Window of opportunity
The House proposal says that a grantor trust set up on or after the so-called “date of enactment” — when Biden signs it into law — no longer escapes the 40% estate tax, and instead gets included in the trust owner’s taxable estate when she dies. While trusts already in existence would be “grandfathered,” any gifts to or transactions with the trust once the law is in place would become part of the grantor’s estate. And any gifts from the trust to beneficiaries while the owner is still alive would become taxable gifts.
That’s where the potential opportunity comes in. The idea, advisors and lawyers say, is to sneak some estate planning in before the ban would hit. “The window of opportunity is limited,” said Michael Repak, a vice president and senior estate planner at wealth management firm Janney Montgomery Scott in Philadelphia. “The window of opportunity is now.”
Much of the hysteria now swirling centers around a common type of trust known as a grantor retained annuity trust, or GRAT. This involves the grantor putting assets into the trust in exchange for annual “annuity” payments. Meanwhile, the assets appreciate in value. By making the annuity payments tiny, investors can “shift massive amounts of wealth (future growth) out of their estate without the impact of transfer taxes,” wrote Jeffrey Levine, the chief planning officer at Buckingham Wealth Partners, an advisory firm with broker-dealer services in St. Louis, in an Oct. 5 blog post.

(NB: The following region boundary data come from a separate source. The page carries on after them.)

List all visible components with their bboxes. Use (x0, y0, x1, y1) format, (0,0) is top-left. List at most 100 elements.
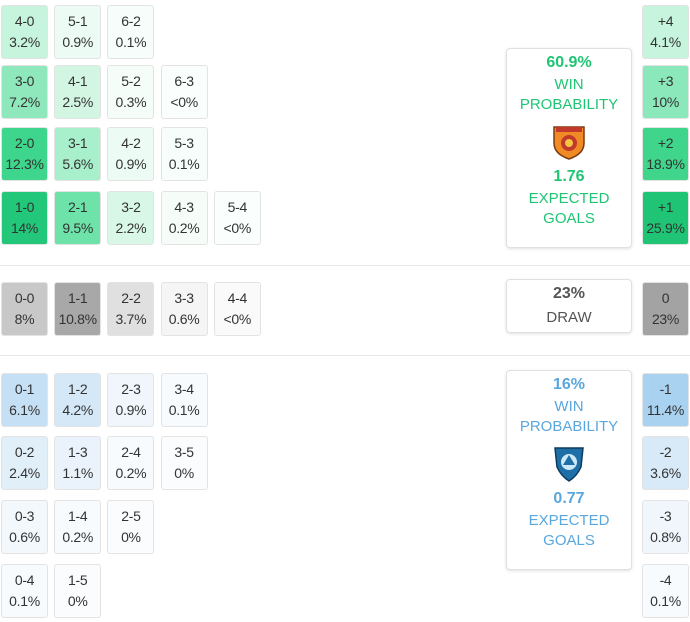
score-label: 1-1 (68, 290, 88, 306)
score-cell: 1-3 1.1% (54, 436, 102, 490)
probability: 5.6% (62, 156, 94, 172)
score-cell: +4 4.1% (642, 5, 689, 59)
score-label: 2-5 (121, 508, 141, 524)
home-xg: 1.76 (553, 168, 585, 185)
score-label: +3 (657, 73, 674, 89)
home-xg-label: EXPECTED GOALS (528, 190, 610, 227)
score-cell: 1-5 0% (54, 564, 102, 618)
score-cell: 0-1 6.1% (1, 373, 48, 427)
draw-prob: 23% (552, 285, 586, 302)
score-label: 3-0 (14, 73, 35, 89)
probability: 9.5% (62, 220, 94, 236)
score-label: -3 (659, 508, 672, 524)
score-label: 4-3 (174, 199, 194, 215)
probability: 0.2% (62, 529, 94, 545)
probability: 10.8% (58, 311, 98, 327)
score-cell: +2 18.9% (642, 127, 689, 181)
probability: 0.1% (9, 593, 40, 609)
score-cell: 2-5 0% (107, 500, 155, 554)
score-label: +1 (657, 199, 674, 215)
score-label: 6-2 (121, 13, 141, 29)
score-label: 6-3 (174, 73, 194, 89)
score-cell: 3-4 0.1% (160, 373, 208, 427)
probability: <0% (223, 220, 252, 236)
probability: 0.2% (115, 465, 147, 481)
score-label: 4-1 (68, 73, 88, 89)
probability: 0.9% (62, 34, 94, 50)
score-label: 1-2 (68, 381, 88, 397)
score-label: 4-2 (121, 135, 141, 151)
score-cell: 0-2 2.4% (1, 436, 48, 490)
score-cell: 5-2 0.3% (107, 65, 155, 119)
score-label: 0 (661, 290, 670, 306)
probability: 0.6% (9, 529, 40, 545)
probability: 0% (174, 465, 194, 481)
probability: 0.6% (168, 311, 200, 327)
score-label: 5-2 (121, 73, 141, 89)
score-cell: 1-4 0.2% (54, 500, 102, 554)
score-label: 5-4 (227, 199, 248, 215)
score-cell: 5-1 0.9% (54, 5, 102, 59)
score-label: 1-3 (68, 444, 88, 460)
score-label: 2-0 (14, 135, 35, 151)
probability: 14% (10, 220, 39, 236)
score-cell: 3-2 2.2% (107, 191, 155, 245)
score-label: 2-1 (68, 199, 88, 215)
probability: 11.4% (646, 402, 685, 418)
probability: 4.1% (650, 34, 681, 50)
score-cell: 2-2 3.7% (107, 282, 155, 336)
away-win: 16% (552, 376, 586, 393)
probability: 0.1% (650, 593, 681, 609)
probability: 23% (651, 311, 680, 327)
score-label: 2-4 (121, 444, 141, 460)
probability: 10% (651, 94, 680, 110)
score-label: 5-3 (174, 135, 194, 151)
score-cell: 4-0 3.2% (1, 5, 48, 59)
score-label: 4-0 (14, 13, 35, 29)
score-label: 3-1 (68, 135, 88, 151)
probability: 0% (67, 593, 88, 609)
probability: 0.2% (168, 220, 200, 236)
probability: 3.2% (9, 34, 40, 50)
divider (0, 265, 690, 266)
score-cell: 2-3 0.9% (107, 373, 155, 427)
home-summary: 60.9% WIN PROBABILITY 1.76 EXPECTED GOAL… (506, 48, 632, 248)
score-label: -2 (659, 444, 672, 460)
probability: <0% (170, 94, 198, 110)
probability: 25.9% (646, 220, 685, 236)
score-label: 1-5 (68, 572, 88, 588)
score-label: 0-2 (14, 444, 35, 460)
score-cell: 4-4 <0% (213, 282, 261, 336)
away-summary: 16% WIN PROBABILITY 0.77 EXPECTED GOALS (506, 370, 632, 570)
score-cell: 2-0 12.3% (1, 127, 48, 181)
away-xg-label: EXPECTED GOALS (528, 512, 610, 549)
probability: 12.3% (5, 156, 44, 172)
probability: 0.8% (650, 529, 681, 545)
probability: 2.2% (115, 220, 147, 236)
score-cell: 0-3 0.6% (1, 500, 48, 554)
probability: 3.7% (115, 311, 147, 327)
probability: 0.3% (115, 94, 147, 110)
score-cell: 4-2 0.9% (107, 127, 155, 181)
score-label: 5-1 (68, 13, 88, 29)
score-cell: 4-1 2.5% (54, 65, 102, 119)
probability: 8% (14, 311, 35, 327)
score-cell: 4-3 0.2% (160, 191, 208, 245)
probability: <0% (223, 311, 252, 327)
score-cell: 3-0 7.2% (1, 65, 48, 119)
draw-label: DRAW (546, 309, 592, 326)
score-label: 1-4 (68, 508, 88, 524)
score-label: +4 (657, 13, 674, 29)
score-cell: -3 0.8% (642, 500, 689, 554)
score-cell: -1 11.4% (642, 373, 689, 427)
score-cell: 5-4 <0% (213, 191, 261, 245)
score-label: 0-3 (14, 508, 35, 524)
score-cell: 6-2 0.1% (107, 5, 155, 59)
score-label: 3-3 (174, 290, 194, 306)
away-xg: 0.77 (553, 490, 585, 507)
score-cell: 3-5 0% (160, 436, 208, 490)
home-logo (553, 126, 585, 160)
score-label: 3-2 (121, 199, 141, 215)
score-label: -1 (659, 381, 672, 397)
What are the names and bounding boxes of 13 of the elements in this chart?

The particular trick involves a so-called “zeroed-out” GRAT, in which over time, the annuity payments equal the value of the assets when initially transferred. When the assets appreciate, they can go to heirs free of estate and gift taxes. While zeroed-out GRATS survived a legal challenge by the IRS in 2000 that involved an heir to the Walton family fortune, they’d no longer be possible under the House tax proposal.
But advisors and estate planners say it still may be possible to set up some basic trusts before next year, as they would be “grandfathered” in.
The idea is to corral tax-free benefits for assets at historically high levels that would disappear come 2022. Currently, estate taxes apply once an individual has $11.7 million in assets ($23.4 million for married couples). The Democrats’ tax proposal would slice those exemptions in half, so around $6 million and $11 million, starting Jan. 1.
On top of everything, gift tax returns are due on Oct. 15. And so many planners are “turning away new clients or deferring them until later in the year,” Handler said. At the same time, existing clients “are unaware of the tight time frame and the extent of possible legal changes, and we have to advise them that the work might not be completed before the laws change.”